Les « rebelles » occupent la ville et les axes aux alentours. Les Casques Bleus sont dans leur base avec ce qu’il reste des FACA. A l’hôpital, on continue de bosser normalement mais on a près de 1700 réfugiés qui occupent tous les espaces. Aussi, près de 100 membres du staff national dorment dans les bureaux.

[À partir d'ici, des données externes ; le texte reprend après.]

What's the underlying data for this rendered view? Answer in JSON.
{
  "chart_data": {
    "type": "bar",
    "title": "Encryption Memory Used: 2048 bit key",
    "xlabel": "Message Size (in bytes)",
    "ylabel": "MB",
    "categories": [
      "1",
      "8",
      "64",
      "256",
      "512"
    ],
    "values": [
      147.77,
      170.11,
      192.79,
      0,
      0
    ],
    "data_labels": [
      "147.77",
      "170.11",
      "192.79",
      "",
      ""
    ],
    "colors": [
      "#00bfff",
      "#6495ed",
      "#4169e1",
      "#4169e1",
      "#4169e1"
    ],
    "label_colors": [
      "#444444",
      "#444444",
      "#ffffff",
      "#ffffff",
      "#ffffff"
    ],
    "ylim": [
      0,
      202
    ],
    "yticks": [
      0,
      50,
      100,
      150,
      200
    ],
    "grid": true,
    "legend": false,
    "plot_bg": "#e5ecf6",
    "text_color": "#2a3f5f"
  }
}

Le soir, Nicolas, mon collègue centrafricain, me retrouve une fois de plus dans l’obscurité de la nuit, brumeuse et froide, sans lune et sans étoile. Il tremble et ses yeux sont rouges, comme s’il avait pleuré des jours entiers. D’une voix cassée et nouée, il dit : « Ils sont après moi. Je ne sais pas ce qu’ils veulent. Pourquoi ils me font ça ? Peut-être qu’ils veulent m’enrôler de force pour conduire leur camion. Ils sont venus trois fois à ma maison, mon frère était là et s’est fait interroger. Pourquoi moi, encore ?”.

Les enfants

Aujourd’hui, je suis assis à côté de mon collègue Jean dans mon bureau, et je vois deux enfants jouer sous l’ombre d’un grand acacia. L’un d’entre eux me voit et il s’approche furtivement, en souriant, de la fenêtre. Il me parle en Sango avec sa voix timide et joueuse, il s’amuse à cache-cache. Puis il entre au bureau et, avec mon invitation, commence à jouer avec les mégaphones qui sont posés à mes côtés.

Il me fait sourire mais je sens mon cœur noué, je crois qu’il doit avoir 7 ou 8 ans. Après quelques minutes, ses sœurs viennent le récupérer pour aller puiser l’eau à la pompe non loin.  

Je tourne la tête vers mon collègue et lui demande : « Papa, ils pensent quoi les enfants de tout ce qui se passe ? Comment en tant que parent tu gères ça ? ». Il me répond : « bon, c’est horrible hein. Avec leurs jeux, ils arrivent à créer leur petit paradis mais nous, parents, on cherche leur survie. L’école est fermée. S’ils n’ont même pas une petite éducation scolaire, ils vont devenir quoi ? Ils s’ennuient et ils entendent les tirs. Ils ont d’abord peur mais après ils construisent des fusils avec des bâtons ».